Prof Jim Al-Khalili (University of Surrey), Prof Johnjoe McFadden (University of Surrey, Prof Vlatko Vedral (University of Oxford), Prof Greg Engel (University of Chicago), Prof Nigel Scrutton (University of Manchester), Prof Thorsten Ritz (UC Irvine, USA), Dr Paul Davies (Arizona State University), Dr Jennifer Brookes (Harvard University), Prof Greg Scholes (University of Toronto).
Image IAS (Institute of Advanced Studies)

Professor Johnjoe McFadden, from the University of Surrey's microbial biology department, who co-hosted a September workshop on quantum biology at the university, said: "Life is the most bizarre phenomenon in the whole universe and it's always struck me that it's difficult to account for by classical models, and that's what attracted me to thinking about quantum biology.

"Most biologists are familiar with thermodynamics but they know very little about the theory that blew classical physics away - quantum mechanics."

Evidence has emerged suggesting that plants use a form of quantum computing to calculate how best to direct energy through their photosynthetic apparatus - possibly exploring numerous pathways simultaneously and choosing the most efficient.

Scientists have also discovered that some birds appear to use quantum entanglement to sense the earth's magnetic field, helping to explain how they can migrate long distances using the field.

There is also good evidence that enzymes use a process known as quantum tunnelling to catalyse chemical reactions, allowing particles to pass through barriers at hugely accelerated rates.

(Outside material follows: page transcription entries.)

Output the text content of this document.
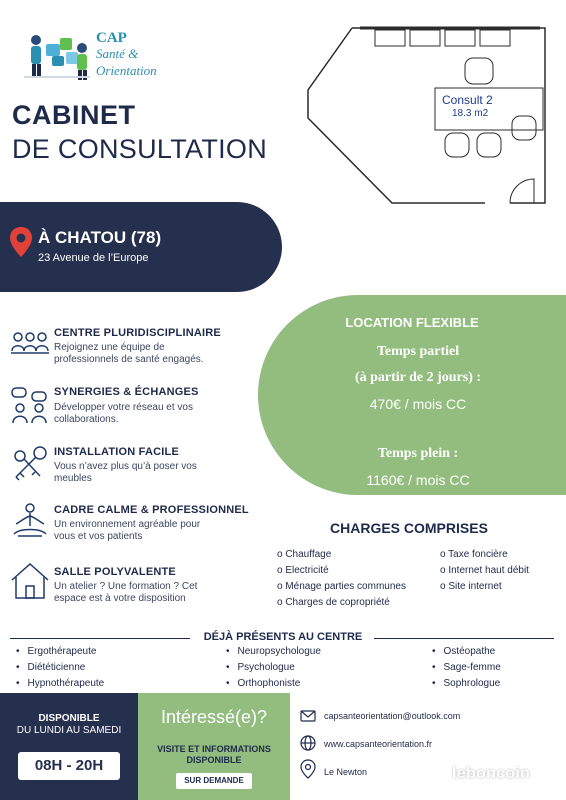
CAP
Santé &
Orientation
CABINET
DE CONSULTATION
Consult 2
18.3 m2
À CHATOU (78)
23 Avenue de l’Europe
CENTRE PLURIDISCIPLINAIRE
Rejoignez une équipe de
professionnels de santé engagés.
SYNERGIES & ÉCHANGES
Développer votre réseau et vos
collaborations.
INSTALLATION FACILE
Vous n’avez plus qu’à poser vos
meubles
CADRE CALME & PROFESSIONNEL
Un environnement agréable pour
vous et vos patients
SALLE POLYVALENTE
Un atelier ? Une formation ? Cet
espace est à votre disposition
LOCATION FLEXIBLE
Temps partiel
(à partir de 2 jours) :
470€ / mois CC
Temps plein :
1160€ / mois CC
CHARGES COMPRISES
o Chauffage
o Electricité
o Ménage parties communes
o Charges de copropriété
o Taxe foncière
o Internet haut débit
o Site internet
DÉJÀ PRÉSENTS AU CENTRE
• Ergothérapeute
• Diététicienne
• Hypnothérapeute
• Neuropsychologue
• Psychologue
• Orthophoniste
• Ostéopathe
• Sage-femme
• Sophrologue
DISPONIBLE
DU LUNDI AU SAMEDI
08H - 20H
Intéressé(e)?
VISITE ET INFORMATIONS
DISPONIBLE
SUR DEMANDE
capsanteorientation@outlook.com
www.capsanteorientation.fr
Le Newton	leboncoin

Although normally observed in precise, carefully controlled laboratory conditions at extremely low temperatures, it seems that quantum effects in the in the warm and wet biological world are real, and researchers are attempting to find out why and what it means for the natural world.

The workshop, called "Quantum Biology: Current Status and Opportunities" was sponsored by the BBSRC, the Institute of Advanced Studies and the MILES programme at Surrey University and gave international researchers who have made landmark advances in the fledgling field a chance to share knowledge.

Speaking alongside fellow organiser Professor McFadden, Jim Al-Khalili, professor of physics at Surrey University, said: "To say we want to look for these sort of mechanisms and phenomena in biology you might imagine is one step too far, after all many physicists asked about whether the weirder aspects of quantum mechanics play a role in biology will say 'well clearly not'. There's that same well-rehearsed argument that biological systems are warm, wet, messy, complex, there's no way that they can maintain this delicate quantum coherence.

"It's amazing to think that experimental biology is now at a stage where we can probe whether those sorts of weirder aspects of quantum mechanics are important.

"It's still a new field but the fact is biologists are now able to carry out such sophisticated experiments that quantum physicists really do believe they can actually test some of their ideas."

At the moment the field is tiny, with perhaps just a few dozen scientists around the world working on it, but it is expected to grow in the coming years

Co-organiser Vlatko Vedral, professor of physics at the University of Oxford, said: "We think that entanglement is a really fragile phenomenon and it involves only a small number of particles and it's very difficult to generate and manipulate and so on.

"But then at some stage I think this story changed significantly… and I realised that in fact it shouldn't be that difficult to witness the presence of entanglement in macroscopic objects.

"Given that biology is nothing but an application of the laws of chemistry and given that chemistry is nothing but quantum physics really, then biology should actually find instances where entanglement and quantum coherence plays a role."